When you say the word “deadlift” to most people, they either think big muscly guys or bad backs. And this wouldn’t be an incorrect thought. Because there are many big guys you deadlift and there are many bad backs that have happened because of deadlifting.
But what if I were to tell you that deadlifting is one of the most important, if not THE most in important, exercise you can utilize to help get you to your goals, no matter what they are? It’s all in how you use them.
So maybe I stretched it by saying that the deadlift is THE most important exercise you can use. The truth is, the deadlift movement, or the hinge, is the most important MOVEMENT you can utilize. The hinge movement is named as such because you hinge at your hips, or you hinge your hips in the way a door hinges. The hinge movement is important because it is the movement that maximizes the usage of your rear-end. Yes, it maximizes your gluteus maximus. Living in the sitting culture that we do, we don’t use our butts properly like we should. And when you don’t use it, you lose it.

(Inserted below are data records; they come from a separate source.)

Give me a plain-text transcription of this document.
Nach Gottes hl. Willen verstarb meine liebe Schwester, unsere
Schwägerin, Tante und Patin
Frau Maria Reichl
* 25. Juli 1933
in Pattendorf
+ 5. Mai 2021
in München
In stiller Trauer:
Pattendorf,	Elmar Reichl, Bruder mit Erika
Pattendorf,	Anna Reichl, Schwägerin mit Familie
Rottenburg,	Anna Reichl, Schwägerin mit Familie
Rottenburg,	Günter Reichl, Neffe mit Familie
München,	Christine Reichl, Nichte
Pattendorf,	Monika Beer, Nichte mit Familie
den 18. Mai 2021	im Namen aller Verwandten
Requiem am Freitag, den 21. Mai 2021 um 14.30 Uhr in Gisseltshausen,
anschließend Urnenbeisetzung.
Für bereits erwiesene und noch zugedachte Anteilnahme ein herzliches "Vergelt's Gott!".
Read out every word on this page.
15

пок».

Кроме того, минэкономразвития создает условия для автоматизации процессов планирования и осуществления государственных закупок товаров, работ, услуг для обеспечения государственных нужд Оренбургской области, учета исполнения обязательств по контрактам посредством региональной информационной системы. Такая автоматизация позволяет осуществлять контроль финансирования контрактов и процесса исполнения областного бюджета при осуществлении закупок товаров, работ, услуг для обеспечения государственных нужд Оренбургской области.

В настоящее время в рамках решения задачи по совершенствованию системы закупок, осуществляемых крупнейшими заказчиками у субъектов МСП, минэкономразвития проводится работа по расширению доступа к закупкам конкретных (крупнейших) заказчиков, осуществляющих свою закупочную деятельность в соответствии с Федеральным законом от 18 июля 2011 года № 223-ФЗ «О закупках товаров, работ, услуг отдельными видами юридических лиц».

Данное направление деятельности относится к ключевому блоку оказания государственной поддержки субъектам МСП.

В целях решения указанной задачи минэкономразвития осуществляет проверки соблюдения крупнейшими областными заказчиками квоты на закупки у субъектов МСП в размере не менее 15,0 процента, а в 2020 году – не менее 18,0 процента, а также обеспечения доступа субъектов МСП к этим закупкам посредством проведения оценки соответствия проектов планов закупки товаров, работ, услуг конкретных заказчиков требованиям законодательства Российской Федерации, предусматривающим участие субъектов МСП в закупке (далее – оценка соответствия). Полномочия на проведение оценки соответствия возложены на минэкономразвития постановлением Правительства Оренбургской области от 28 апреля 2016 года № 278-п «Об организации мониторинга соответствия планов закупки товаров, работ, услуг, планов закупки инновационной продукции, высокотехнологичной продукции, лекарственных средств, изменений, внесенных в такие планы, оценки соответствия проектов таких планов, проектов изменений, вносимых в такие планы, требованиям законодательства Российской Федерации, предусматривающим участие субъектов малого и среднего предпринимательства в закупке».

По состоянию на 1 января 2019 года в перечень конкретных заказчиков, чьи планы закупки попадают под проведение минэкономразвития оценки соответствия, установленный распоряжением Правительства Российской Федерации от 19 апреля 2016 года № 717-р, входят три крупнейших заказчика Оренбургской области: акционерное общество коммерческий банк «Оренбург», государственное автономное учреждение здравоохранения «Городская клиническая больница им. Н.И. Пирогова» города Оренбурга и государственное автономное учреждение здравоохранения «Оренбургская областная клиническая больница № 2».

The kettlebell deadlift, more specifically, is the most basic utilization of the hinge movement. With the deadlift, you have to use your whole body, from top to bottom. Because of this, your body has to release an amazing amount of hormones that help you build muscle and burn fat. For these 2 reasons, using the deadlift in your programming on a regular basis will get you massive results in a short period of time.
Technique is absolutely critical when it comes to deadlifting. This is when injuries happen, especially when you’re using some weight. Concentrate on really stabilizing through your midsection and squeezing your butt at the top of the movement.
Use this exercise often. No matter your goal, you can get there using kettlebell deadlifts.